You can move backwards with :cN, and see where you are and the associated pattern with :cc

vim -q understands a lot of common filename/linenumber formats (and can probably be taught more but I haven’t tried that). Of particular utility is compile error output. Redirect your compilation error output (from gcc/g++ for example) to a file, and when that file is stripped down to just the error lines, you can navigate from error to error with ease (until you muck up the line numbers too much).
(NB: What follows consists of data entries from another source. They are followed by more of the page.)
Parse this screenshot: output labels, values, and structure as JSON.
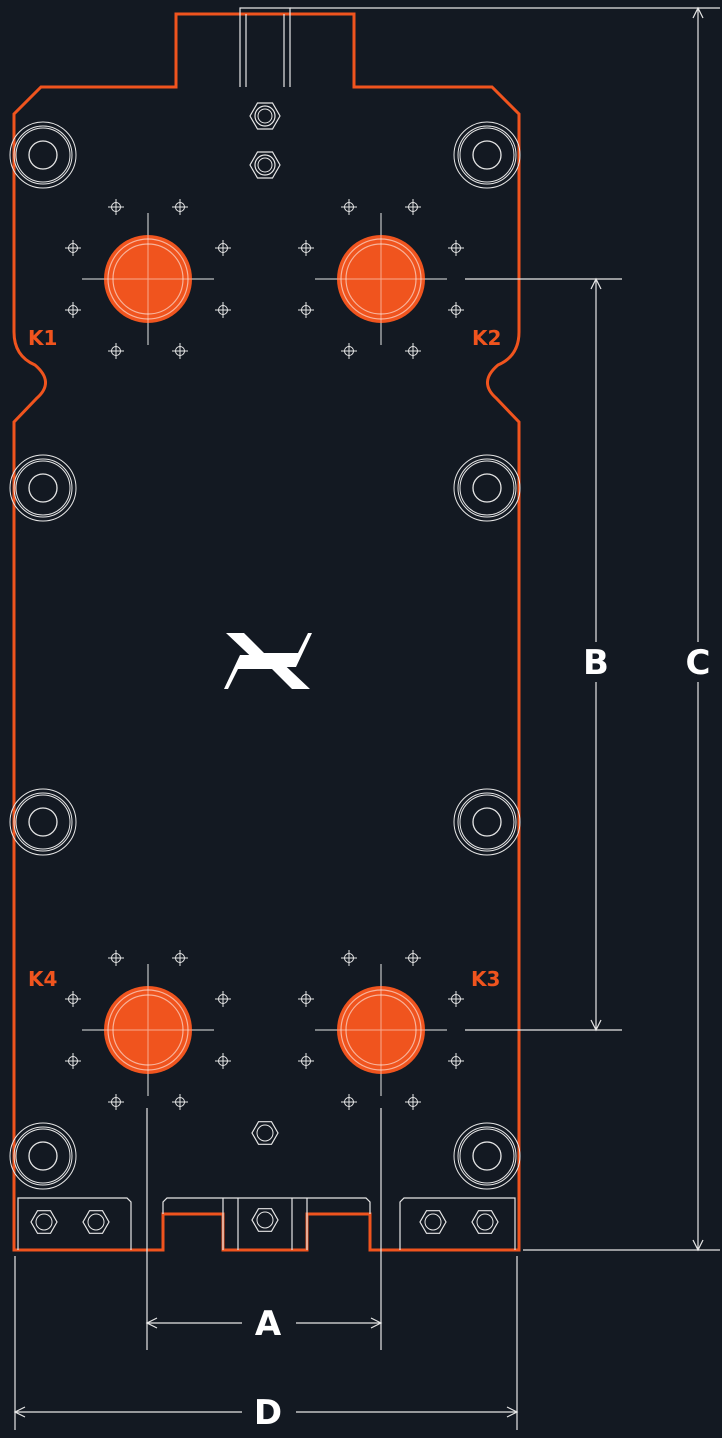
{
  "colors": {
    "background": "#131922",
    "outline": "#f0541e",
    "port": "#f0541e",
    "line": "#e6e6e6",
    "text": "#ffffff"
  },
  "icons": [
    "bolt-hole-icon",
    "logo-icon",
    "crosshair-icon"
  ],
  "ports": [
    {
      "id": "k1",
      "label": "K1"
    },
    {
      "id": "k2",
      "label": "K2"
    },
    {
      "id": "k3",
      "label": "K3"
    },
    {
      "id": "k4",
      "label": "K4"
    }
  ],
  "dimensions": {
    "a": "A",
    "b": "B",
    "c": "C",
    "d": "D"
  }
}
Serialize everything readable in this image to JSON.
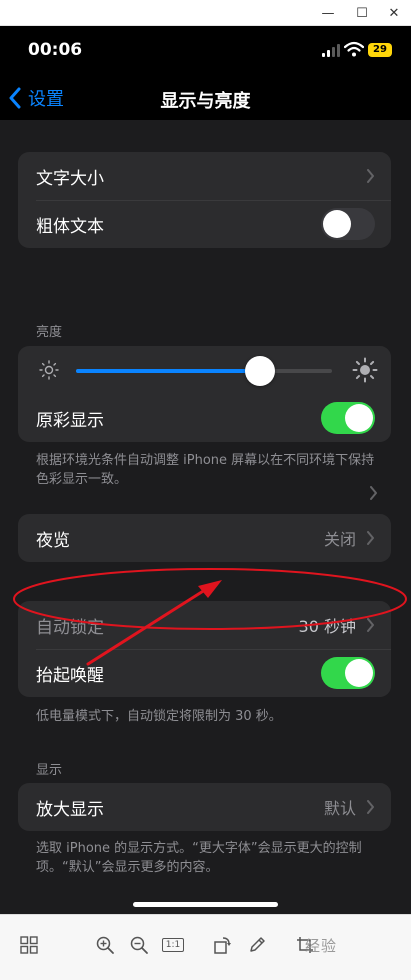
{
  "status_bar": {
    "time": "00:06",
    "battery": "29"
  },
  "nav": {
    "back_label": "设置",
    "title": "显示与亮度"
  },
  "text_group": {
    "text_size_label": "文字大小",
    "bold_text_label": "粗体文本",
    "bold_text_on": false
  },
  "brightness": {
    "header": "亮度",
    "level": 0.72,
    "true_tone_label": "原彩显示",
    "true_tone_on": true,
    "footnote": "根据环境光条件自动调整 iPhone 屏幕以在不同环境下保持色彩显示一致。"
  },
  "night_shift": {
    "label": "夜览",
    "value": "关闭"
  },
  "lock_group": {
    "auto_lock_label": "自动锁定",
    "auto_lock_value": "30 秒钟",
    "raise_to_wake_label": "抬起唤醒",
    "raise_to_wake_on": true,
    "footnote": "低电量模式下，自动锁定将限制为 30 秒。"
  },
  "display": {
    "header": "显示",
    "zoom_label": "放大显示",
    "zoom_value": "默认",
    "footnote": "选取 iPhone 的显示方式。“更大字体”会显示更大的控制项。“默认”会显示更多的内容。"
  },
  "toolbar": {
    "actual_size": "1:1",
    "watermark": "经验"
  },
  "colors": {
    "accent": "#0a84ff",
    "toggle_on": "#32d74b",
    "annotation": "#e0141e"
  }
}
A small note. If you are grepping only one file, then the grep -n output won’t have the filename and vim -q will get confused. Example:

grep -n strchr.*ode sqlecatn.C
505:                  if ((sres = strchr(SQLZ_DBNAME, (Uint8)mode[0])) != NULL)
518:                        sres = strchr(SQLZ_IDENT_AID, (Uint8)mode[i]);


Here just include a filename that doesn’t exist in the grep command line string

grep -n strchr.*ode sqlecatn.C blah 2>/dev/null
sqlecatn.C:505:                  if ((sres = strchr(SQLZ_DBNAME, (Uint8)mode[0])) != NULL)
sqlecatn.C:518:                        sres = strchr(SQLZ_IDENT_AID, (Uint8)mode[i]);


I’m assuming here that you don’t have a file called blah in the current directory. The result is something that vim -q will still be happy about.